Título: Governo muda foco do ataque à pirataria
Autor: Sobral, Isabel
Fonte: O Estado de São Paulo, 30/08/2008, Economia, p. B6
Estratégia é deixar de associar compra de produtos ao crime
Isabel Sobral, BRASÍLIA
Uma fatia de 75% da população brasileira admite consumir algum tipo de produto falsificado. Essa grande maioria, espalhada por todas as classes sociais, reconhece o mal que isso causa ao País, mas não se sente responsável porque não vê o seu "pequeno" ato contribuindo para um crime.
Essas são as principais conclusões de um estudo organizado pelo Instituto Akatu, em parceria com a empresa Microsoft, sobre o comportamento do consumidor brasileiro em relação à pirataria no País. O levantamento foi entregue ontem ao Conselho Nacional de Combate à Pirataria (CNCP), vinculado ao Ministério da Justiça, que o usará como subsídio às ações de combate à pirataria.
O Instituto Akatu organizou o levantamento aproveitando pesquisas anteriores realizadas, entre 2005 e 2007, na cidade de São Paulo e cruzou com percepções colhidas em grupos de consumidores convidados a debater o assunto. "O trabalho foi feito em São Paulo, mas pode retratar qualquer cidade do País", disse a pesquisadora Marta Capacla, uma das coordenadoras do estudo.
Com base nas conclusões, o presidente do CNCP e secretário-executivo do Ministério da Justiça, Luiz Paulo Barreto, anunciou mudanças nas próximas ações de combate à venda de produtos piratas que serão patrocinadas pelo conselho. O foco das campanhas publicitárias, por exemplo, deverá ser a primeira alteração, pois fará menos vinculação entre pirataria e crime organizado e será mais voltado à questão ética.
"A reação das pessoas mostra que campanhas que destaquem apenas a ligação com o crime não funcionam, temos que dar um passo no sentido da educação", afirmou Barreto.
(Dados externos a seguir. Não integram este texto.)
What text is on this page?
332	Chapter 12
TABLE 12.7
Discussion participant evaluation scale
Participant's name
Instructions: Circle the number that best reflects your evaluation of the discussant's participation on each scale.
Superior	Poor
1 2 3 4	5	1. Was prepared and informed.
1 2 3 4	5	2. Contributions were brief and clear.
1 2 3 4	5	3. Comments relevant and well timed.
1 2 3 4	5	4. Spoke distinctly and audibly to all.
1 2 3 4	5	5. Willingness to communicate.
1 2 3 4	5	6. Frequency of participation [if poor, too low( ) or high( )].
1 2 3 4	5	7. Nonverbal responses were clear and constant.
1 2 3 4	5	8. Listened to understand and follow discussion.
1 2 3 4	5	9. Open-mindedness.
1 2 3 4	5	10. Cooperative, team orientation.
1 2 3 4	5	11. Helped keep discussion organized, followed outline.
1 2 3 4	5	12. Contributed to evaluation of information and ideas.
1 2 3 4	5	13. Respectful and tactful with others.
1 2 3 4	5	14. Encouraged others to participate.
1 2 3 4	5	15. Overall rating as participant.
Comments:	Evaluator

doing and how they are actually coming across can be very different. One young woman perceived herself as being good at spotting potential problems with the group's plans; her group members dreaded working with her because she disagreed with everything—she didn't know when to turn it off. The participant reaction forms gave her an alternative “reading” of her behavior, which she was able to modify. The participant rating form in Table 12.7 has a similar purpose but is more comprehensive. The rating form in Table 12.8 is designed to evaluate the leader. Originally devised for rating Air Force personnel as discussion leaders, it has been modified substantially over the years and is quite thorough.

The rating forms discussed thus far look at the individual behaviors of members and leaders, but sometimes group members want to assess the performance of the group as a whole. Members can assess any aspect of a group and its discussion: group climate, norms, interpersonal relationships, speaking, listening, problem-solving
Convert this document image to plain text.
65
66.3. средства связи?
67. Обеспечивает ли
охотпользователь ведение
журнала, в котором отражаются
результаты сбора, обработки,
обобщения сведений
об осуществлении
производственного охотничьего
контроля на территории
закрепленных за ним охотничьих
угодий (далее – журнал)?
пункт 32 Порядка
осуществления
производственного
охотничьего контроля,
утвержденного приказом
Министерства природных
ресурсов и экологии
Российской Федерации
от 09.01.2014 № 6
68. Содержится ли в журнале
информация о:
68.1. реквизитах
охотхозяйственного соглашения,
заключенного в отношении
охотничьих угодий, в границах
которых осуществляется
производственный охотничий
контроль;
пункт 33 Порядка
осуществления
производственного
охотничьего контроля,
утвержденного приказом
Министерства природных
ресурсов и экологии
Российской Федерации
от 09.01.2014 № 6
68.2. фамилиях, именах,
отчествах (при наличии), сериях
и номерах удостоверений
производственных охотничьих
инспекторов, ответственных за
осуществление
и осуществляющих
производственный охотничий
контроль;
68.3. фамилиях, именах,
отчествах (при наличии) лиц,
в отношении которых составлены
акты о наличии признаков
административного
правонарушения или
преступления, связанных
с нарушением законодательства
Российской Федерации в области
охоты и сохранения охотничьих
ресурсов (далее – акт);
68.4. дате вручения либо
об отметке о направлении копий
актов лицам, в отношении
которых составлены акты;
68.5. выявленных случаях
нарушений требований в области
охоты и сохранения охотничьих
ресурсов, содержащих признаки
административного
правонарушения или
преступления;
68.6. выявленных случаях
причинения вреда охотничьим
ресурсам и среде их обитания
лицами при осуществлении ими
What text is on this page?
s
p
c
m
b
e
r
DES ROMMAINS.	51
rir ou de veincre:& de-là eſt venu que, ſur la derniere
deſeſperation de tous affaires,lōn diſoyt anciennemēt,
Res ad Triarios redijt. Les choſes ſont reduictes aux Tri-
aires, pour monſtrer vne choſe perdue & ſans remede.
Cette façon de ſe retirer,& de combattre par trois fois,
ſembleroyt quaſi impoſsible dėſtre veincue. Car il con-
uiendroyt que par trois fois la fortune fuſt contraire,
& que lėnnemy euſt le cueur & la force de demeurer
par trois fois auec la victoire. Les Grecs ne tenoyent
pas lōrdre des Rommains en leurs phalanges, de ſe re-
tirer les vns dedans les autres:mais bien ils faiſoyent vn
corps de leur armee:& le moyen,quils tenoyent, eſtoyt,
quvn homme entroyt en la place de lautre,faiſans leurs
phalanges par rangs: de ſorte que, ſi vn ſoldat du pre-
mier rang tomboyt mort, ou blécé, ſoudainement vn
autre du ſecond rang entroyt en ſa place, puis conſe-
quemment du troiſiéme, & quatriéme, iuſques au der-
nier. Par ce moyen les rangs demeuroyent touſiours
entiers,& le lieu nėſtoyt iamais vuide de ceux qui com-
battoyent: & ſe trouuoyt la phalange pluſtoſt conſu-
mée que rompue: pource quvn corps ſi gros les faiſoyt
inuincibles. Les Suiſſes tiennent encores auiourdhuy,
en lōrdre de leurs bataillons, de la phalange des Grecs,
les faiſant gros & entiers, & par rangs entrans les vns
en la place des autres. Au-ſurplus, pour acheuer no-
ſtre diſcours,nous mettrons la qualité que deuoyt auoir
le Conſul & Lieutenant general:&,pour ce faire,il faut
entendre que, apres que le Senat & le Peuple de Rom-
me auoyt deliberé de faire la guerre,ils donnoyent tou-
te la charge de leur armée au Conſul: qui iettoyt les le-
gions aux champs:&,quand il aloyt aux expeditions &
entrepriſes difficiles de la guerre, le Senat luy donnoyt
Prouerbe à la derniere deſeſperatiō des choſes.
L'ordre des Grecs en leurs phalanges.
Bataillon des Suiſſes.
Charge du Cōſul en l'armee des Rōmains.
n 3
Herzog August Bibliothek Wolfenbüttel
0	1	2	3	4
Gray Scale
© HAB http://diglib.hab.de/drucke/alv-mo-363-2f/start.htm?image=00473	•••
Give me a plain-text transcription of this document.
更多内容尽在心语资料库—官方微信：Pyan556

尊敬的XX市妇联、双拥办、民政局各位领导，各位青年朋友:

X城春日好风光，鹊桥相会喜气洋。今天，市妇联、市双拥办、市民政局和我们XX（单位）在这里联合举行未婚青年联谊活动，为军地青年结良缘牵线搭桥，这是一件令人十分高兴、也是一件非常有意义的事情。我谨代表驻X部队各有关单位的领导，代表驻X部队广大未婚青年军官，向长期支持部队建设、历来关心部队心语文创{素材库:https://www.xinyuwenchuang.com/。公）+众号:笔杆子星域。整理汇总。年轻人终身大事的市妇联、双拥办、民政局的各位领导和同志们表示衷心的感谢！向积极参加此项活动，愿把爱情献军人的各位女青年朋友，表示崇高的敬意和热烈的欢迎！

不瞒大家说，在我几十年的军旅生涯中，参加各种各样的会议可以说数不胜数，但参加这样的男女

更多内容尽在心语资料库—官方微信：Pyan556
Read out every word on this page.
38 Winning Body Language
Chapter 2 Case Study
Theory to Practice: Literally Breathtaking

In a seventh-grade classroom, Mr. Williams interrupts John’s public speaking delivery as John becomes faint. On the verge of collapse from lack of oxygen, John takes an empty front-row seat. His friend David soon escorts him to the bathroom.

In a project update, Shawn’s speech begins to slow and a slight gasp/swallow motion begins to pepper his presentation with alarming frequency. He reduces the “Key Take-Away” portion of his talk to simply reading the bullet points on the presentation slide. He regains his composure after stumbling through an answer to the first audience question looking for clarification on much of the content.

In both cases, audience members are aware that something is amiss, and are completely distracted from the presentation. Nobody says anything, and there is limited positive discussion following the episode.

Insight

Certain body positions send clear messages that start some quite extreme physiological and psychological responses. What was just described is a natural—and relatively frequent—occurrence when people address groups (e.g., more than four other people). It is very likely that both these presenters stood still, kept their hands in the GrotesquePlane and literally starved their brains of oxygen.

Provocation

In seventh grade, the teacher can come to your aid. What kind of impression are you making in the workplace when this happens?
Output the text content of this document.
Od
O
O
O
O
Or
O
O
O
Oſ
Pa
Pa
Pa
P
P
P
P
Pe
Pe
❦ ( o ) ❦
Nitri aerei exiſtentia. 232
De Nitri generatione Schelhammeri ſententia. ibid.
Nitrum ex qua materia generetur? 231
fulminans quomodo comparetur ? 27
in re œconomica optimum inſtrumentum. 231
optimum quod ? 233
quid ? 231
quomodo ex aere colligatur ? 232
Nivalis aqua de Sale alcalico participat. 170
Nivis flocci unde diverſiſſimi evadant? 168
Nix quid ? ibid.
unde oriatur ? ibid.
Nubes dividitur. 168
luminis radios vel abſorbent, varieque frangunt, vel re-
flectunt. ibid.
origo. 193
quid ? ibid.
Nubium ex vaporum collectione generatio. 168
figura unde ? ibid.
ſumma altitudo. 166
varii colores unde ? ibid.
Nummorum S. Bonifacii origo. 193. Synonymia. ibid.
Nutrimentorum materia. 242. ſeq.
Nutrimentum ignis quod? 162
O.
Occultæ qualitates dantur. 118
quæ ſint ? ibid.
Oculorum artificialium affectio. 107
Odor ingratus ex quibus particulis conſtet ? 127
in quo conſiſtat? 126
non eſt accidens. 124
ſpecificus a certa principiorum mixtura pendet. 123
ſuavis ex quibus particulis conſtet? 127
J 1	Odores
Na parte qualitativa da pesquisa, as pessoas ouvidas responsabilizaram o "governo" e os "fabricantes" pelos altos preços dos produtos originais desejados, o que as leva ao consumo das versões falsificadas, mais baratas.
Outra orientação do estudo é a mudança de abordagem como, por exemplo, o uso do termo pirataria. "A palavra teria algo de sedutor às pessoas e, particularmente, aos jovens", comentou Marta Capacla, citando o apelo publicitário e cinematográfico da imagem do pirata criado em filmes recentes.
Para a pesquisadora, pode ser mais útil no sentido de convencer as pessoas associar este tipo de mercadoria aos termos "falsificado" ou "ilegal". O secretário-executivo anunciou a criação, ainda este ano, de um portal de combate aos produtos falsificados na internet, que deverá ter a participação do governo e da iniciativa privada.
As análises por faixa etária das pessoas que reconheceram consumir pirataria mostram aumento porcentual dos consumidores com idades entre 15 e 40 anos, mas também uma "leve alta" entre as pessoas com mais de 60 anos. O produto mais falsificado, com 53% da preferência, é o DVD.
Segundo balanço apresentado pelo conselho, os resultados das ações de fiscalização e combate à pirataria revelam crescimento nas operações de repressão, mas também sugerem um aumento do consumo de mercadorias falsificadas.
Em 2007, foram instaurados 8,7 mil inquéritos pela Polícia Federal para investigar comércio ilegal. Somente no primeiro semestre deste ano, o número já chega a 6,3 mil. Pelos dados da Receita, os valores dos produtos apreendidos em operações em 2007 totalizaram R$ 1,051 bilhão. Em 2006, esse valor foi de R$ 871,7 milhões.